I applied (and was accepted) to the Circular Summit, a global conference for women entrepreneurs, investors, media and strategic partners held in Houston, which was the perfect blend of inspirational women speakers covering their experiences starting a business, financial models, and how to create profit for purpose (my favorite take away and a note I taped above my desk as soon as I came home). Intermittently, women raised their hands to pitch their companies, though I was too busy scribbling notes (mostly about terms to look up). While I loved the energy of everyone in the room, I was also acutely aware that I had even more to learn than I had thought before. I came home with a stack of business cards and the feeling that I had “camp friends” – women in business all over the country that I had connected with and could call for advice. My circle had greatly expanded as had my confidence that I could figure this out.

When Carolyn referenced the stark contrast between her and her husband starting businesses, and that her husband pitched to investors first and wrote his salary into the proposition while she tried to create her start up on a much lower risk model using her own savings, I realized this is exactly where I was less than three months ago. I am no longer there. Each week in the Accelerator Program I have learned years worth of information and have a completely different approach to all aspects of Fig & Dove: how to market it, create the right partnerships, scale it, and critical for me — how to finance this. Most importantly, I have a circle of ten women who are in the same boat as me and who are willing to share any connections and advice and who are working just as hard to get their businesses off the ground. Starting a business is hard, emotionally and physically. It’s nice to know that is the norm as I’m not sure I’d have had the wherewithal to get past the self doubt if I didn’t know everyone starting a business operates outside their comfort zone — every day!
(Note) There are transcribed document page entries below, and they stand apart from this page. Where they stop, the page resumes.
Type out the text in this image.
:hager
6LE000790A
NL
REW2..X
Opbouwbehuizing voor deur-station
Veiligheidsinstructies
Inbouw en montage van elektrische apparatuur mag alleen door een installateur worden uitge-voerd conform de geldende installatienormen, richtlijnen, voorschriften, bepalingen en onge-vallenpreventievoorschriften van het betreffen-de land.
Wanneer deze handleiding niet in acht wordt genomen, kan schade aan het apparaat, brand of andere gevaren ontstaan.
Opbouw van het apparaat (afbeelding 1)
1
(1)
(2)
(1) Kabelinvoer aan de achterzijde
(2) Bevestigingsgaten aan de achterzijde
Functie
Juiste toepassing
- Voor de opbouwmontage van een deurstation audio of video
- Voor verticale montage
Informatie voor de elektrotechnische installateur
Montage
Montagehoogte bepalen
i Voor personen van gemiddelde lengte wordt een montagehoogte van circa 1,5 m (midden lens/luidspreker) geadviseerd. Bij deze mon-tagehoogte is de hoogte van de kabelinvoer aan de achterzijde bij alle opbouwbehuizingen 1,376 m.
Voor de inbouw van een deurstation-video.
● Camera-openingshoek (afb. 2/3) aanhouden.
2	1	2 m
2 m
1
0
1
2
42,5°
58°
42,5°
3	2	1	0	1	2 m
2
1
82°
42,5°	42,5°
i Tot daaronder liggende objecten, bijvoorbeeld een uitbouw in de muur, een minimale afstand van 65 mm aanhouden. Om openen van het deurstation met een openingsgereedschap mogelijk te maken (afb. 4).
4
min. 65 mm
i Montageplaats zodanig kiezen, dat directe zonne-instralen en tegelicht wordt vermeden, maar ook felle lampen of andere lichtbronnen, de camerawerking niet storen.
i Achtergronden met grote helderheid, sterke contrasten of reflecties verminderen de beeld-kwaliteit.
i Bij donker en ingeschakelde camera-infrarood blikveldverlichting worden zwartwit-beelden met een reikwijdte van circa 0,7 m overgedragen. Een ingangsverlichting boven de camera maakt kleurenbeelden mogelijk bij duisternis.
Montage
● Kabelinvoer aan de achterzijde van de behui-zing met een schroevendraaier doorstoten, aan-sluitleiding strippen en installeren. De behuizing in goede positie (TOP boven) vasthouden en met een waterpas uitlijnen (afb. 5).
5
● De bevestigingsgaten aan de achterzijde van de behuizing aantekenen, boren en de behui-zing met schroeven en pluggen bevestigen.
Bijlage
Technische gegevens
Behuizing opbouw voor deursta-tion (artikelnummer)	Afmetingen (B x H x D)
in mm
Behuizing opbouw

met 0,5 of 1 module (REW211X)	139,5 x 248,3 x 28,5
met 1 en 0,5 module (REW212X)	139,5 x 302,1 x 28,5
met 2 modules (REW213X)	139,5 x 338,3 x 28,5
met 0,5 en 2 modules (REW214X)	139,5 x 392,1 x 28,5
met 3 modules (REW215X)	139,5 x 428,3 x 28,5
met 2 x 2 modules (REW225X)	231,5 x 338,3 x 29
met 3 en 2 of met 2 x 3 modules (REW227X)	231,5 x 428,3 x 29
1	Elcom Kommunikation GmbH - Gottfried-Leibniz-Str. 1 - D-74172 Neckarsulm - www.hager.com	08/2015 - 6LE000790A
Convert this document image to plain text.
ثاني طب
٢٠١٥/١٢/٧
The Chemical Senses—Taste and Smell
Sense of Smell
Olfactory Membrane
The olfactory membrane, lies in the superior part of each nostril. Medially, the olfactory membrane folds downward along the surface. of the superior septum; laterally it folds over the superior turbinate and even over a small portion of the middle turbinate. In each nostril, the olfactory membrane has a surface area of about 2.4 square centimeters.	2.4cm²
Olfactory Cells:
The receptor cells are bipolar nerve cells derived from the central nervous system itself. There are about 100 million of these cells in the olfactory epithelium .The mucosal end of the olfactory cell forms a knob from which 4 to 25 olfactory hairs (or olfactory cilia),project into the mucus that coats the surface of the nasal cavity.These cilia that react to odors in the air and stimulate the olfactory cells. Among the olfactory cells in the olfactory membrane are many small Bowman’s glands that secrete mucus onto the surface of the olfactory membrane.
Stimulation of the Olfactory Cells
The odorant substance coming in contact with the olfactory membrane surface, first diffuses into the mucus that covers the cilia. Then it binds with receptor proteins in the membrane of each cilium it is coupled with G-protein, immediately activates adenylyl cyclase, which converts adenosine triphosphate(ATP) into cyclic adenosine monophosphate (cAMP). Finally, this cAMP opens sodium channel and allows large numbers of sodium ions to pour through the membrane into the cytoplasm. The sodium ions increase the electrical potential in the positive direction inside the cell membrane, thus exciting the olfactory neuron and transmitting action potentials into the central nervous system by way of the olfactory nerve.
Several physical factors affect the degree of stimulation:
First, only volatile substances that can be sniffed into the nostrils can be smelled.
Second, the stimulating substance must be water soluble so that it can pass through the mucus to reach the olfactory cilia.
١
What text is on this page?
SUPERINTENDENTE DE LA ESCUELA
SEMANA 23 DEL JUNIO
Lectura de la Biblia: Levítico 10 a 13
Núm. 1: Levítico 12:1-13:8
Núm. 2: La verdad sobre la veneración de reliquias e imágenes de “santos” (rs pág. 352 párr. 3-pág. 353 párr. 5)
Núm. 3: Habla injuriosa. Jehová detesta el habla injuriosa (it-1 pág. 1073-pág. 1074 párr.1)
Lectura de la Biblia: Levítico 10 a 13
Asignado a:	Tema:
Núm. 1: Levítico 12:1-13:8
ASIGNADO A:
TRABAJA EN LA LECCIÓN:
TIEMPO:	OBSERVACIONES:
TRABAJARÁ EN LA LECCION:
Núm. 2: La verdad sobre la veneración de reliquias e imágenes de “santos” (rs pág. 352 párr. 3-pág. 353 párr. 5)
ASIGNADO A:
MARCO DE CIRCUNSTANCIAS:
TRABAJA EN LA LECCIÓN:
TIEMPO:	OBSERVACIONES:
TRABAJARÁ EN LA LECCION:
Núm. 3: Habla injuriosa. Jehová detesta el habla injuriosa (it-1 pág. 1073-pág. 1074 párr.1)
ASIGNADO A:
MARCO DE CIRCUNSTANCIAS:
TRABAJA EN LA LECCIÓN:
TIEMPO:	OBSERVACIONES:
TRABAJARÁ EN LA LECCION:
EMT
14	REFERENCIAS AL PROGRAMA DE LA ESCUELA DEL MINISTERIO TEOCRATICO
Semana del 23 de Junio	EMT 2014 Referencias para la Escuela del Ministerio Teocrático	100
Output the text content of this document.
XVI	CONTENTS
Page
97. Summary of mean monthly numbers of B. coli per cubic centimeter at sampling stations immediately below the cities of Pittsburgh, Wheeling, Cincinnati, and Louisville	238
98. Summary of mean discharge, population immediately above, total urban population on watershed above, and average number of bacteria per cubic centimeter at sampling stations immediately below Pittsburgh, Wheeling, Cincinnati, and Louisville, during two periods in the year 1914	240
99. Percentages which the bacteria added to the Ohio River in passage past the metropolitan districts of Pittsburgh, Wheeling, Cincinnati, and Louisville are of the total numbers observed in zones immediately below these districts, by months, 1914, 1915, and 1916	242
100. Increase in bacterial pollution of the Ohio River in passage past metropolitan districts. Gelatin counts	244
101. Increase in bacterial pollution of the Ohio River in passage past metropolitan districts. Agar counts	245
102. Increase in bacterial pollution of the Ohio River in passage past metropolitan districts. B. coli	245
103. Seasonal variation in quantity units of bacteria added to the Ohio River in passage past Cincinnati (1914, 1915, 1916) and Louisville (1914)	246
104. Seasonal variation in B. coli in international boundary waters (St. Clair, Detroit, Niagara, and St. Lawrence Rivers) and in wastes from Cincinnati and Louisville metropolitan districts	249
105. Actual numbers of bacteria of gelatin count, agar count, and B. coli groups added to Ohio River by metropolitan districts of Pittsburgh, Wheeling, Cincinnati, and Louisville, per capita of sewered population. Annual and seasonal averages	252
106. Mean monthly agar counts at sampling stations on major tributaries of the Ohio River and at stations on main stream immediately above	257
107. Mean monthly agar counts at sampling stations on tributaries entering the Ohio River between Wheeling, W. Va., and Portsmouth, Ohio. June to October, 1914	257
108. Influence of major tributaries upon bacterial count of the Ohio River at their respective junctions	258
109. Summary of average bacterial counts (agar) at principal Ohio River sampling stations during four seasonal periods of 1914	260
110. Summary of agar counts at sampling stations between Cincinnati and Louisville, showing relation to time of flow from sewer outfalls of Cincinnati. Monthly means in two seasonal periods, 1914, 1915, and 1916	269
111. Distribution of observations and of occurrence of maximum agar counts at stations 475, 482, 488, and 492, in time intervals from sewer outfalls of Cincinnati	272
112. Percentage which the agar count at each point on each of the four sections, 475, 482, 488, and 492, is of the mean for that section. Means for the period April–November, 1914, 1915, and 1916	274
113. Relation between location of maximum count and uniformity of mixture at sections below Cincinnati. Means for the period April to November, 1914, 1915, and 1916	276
I think most people cultivate a great idea, but feel they need a business partner to validate that it is a good idea and are comforted by the fact that the financial weight of the business falls on two shoulders and not on one. This was how I modeled our start up as well. Today, I am proudly the sole owner of Fig & Dove. I scribbled all of those terms down at the Circular Summit: angel investor, private equity, venture capital, but didn’t have a clue what they meant. Last week I made my first successful pitch and have an investor behind my business. Having capital is key to helping me scale my product line because I can produce in larger quantities and stock rather than making product as orders are placed. My profit margins will be greater and I can get to wholesale pricing which I could not do last season. It’s hard to feel a win when you’re in a startup because as soon as you cross one obstacle the next awaits, but writing this has allowed me to pause and reflect on how many gifts the Circular Board has given me.

Today it feels like Christmas Day at Fig & Dove.